Question

I want to simplify my execution of a Groovy script that makes calls to an Oracle database. How do I add the ojdbc jar to the default classpath so that I can run:

groovy RunScript.groovy

instead of:

groovy -cp ojdbc5.jar RunScript.groovy
Was it helpful?

Solution

Summarized from Groovy Recipes, by Scott Davis, Automatically Including JARs in the ./groovy/lib Directory:

  1. Create .groovy/lib in your login directory
  2. Uncomment the following line in ${GROOVY_HOME}/conf/groovy-starter.conf

    load !{user.home}/.groovy/lib/*.jar

  3. Copy the jars you want included to .groovy/lib

It appears that for Groovy 1.5 or later you get this by default (no need to edit the conf), just drop the jars in the /lib dir.

OTHER TIPS

There are a few ways to do it. You can add the jar to your system's CLASSPATH variable. You can create a directory called .groovy/lib in your home directory and put the jar in there. It will be automatically added to your classpath at runtime. Or, you can do it in code:

this.class.classLoader.rootLoader.addURL(new URL("file:///path to file"))

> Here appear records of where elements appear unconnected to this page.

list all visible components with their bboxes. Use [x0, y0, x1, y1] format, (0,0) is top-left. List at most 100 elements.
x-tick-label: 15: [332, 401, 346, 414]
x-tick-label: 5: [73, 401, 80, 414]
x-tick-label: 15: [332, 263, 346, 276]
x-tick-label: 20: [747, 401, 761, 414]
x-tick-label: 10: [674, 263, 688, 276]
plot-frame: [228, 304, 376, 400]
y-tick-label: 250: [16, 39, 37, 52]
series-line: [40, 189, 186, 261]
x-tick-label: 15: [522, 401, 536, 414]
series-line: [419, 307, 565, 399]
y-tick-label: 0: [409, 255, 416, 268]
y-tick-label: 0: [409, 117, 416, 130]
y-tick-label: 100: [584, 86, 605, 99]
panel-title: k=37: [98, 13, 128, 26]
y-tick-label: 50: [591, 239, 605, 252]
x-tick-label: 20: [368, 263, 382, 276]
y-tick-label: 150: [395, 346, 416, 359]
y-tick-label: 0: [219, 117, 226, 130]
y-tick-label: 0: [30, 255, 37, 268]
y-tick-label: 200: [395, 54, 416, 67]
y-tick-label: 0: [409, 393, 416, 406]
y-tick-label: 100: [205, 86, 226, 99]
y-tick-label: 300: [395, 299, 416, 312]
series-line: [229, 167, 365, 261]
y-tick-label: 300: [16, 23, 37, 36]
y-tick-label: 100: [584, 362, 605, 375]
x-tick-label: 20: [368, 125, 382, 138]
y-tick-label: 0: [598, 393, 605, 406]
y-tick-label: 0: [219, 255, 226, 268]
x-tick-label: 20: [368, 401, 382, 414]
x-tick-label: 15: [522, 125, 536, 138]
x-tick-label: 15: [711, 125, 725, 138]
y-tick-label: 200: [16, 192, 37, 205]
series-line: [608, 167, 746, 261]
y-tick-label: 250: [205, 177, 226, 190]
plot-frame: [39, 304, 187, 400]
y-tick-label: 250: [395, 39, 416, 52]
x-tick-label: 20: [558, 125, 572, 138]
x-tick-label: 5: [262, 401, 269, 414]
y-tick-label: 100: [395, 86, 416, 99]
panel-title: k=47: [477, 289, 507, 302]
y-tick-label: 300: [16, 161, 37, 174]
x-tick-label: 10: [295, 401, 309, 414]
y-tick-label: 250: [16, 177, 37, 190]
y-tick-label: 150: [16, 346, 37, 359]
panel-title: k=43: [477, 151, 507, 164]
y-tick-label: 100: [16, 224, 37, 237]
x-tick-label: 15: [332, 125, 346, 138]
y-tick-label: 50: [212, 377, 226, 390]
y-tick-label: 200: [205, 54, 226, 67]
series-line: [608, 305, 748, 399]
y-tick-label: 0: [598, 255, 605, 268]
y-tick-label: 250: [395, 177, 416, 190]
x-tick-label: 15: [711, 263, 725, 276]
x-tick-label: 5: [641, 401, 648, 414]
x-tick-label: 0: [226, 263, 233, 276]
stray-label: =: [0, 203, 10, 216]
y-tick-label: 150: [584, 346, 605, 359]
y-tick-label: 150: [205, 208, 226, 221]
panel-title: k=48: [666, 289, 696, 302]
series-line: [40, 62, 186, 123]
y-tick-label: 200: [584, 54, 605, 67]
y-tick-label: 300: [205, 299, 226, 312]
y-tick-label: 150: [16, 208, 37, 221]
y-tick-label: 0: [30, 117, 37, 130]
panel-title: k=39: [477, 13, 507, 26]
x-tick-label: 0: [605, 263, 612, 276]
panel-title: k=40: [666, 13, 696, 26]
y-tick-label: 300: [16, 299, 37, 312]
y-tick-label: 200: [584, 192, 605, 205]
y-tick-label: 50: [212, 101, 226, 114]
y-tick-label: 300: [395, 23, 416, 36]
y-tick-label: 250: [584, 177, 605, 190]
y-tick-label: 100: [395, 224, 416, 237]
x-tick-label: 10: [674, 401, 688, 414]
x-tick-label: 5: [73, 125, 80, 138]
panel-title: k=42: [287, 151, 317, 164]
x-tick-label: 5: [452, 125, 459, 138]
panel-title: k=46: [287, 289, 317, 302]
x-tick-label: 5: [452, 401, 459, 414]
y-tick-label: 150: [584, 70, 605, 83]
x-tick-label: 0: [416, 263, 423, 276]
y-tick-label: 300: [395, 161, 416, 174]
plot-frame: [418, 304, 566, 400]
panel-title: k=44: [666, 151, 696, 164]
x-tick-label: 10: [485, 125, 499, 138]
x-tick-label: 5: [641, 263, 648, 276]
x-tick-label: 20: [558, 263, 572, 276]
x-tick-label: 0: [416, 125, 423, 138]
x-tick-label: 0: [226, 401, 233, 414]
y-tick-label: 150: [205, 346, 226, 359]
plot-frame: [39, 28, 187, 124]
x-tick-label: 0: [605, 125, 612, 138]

groovy is just a wrapper script for the Groovy JAR that sets up the Java classpath. You could modify that script to add the path to your own JAR, as well, I suppose.

You could add the following shebang to the first line of your Groovy script:

#!/usr/bin/env groovy -cp ojdbc5.jar

Then, mark the script executable:

chmod u+x RunScript.groovy

Now, running the script by itself will set the classpath automatically.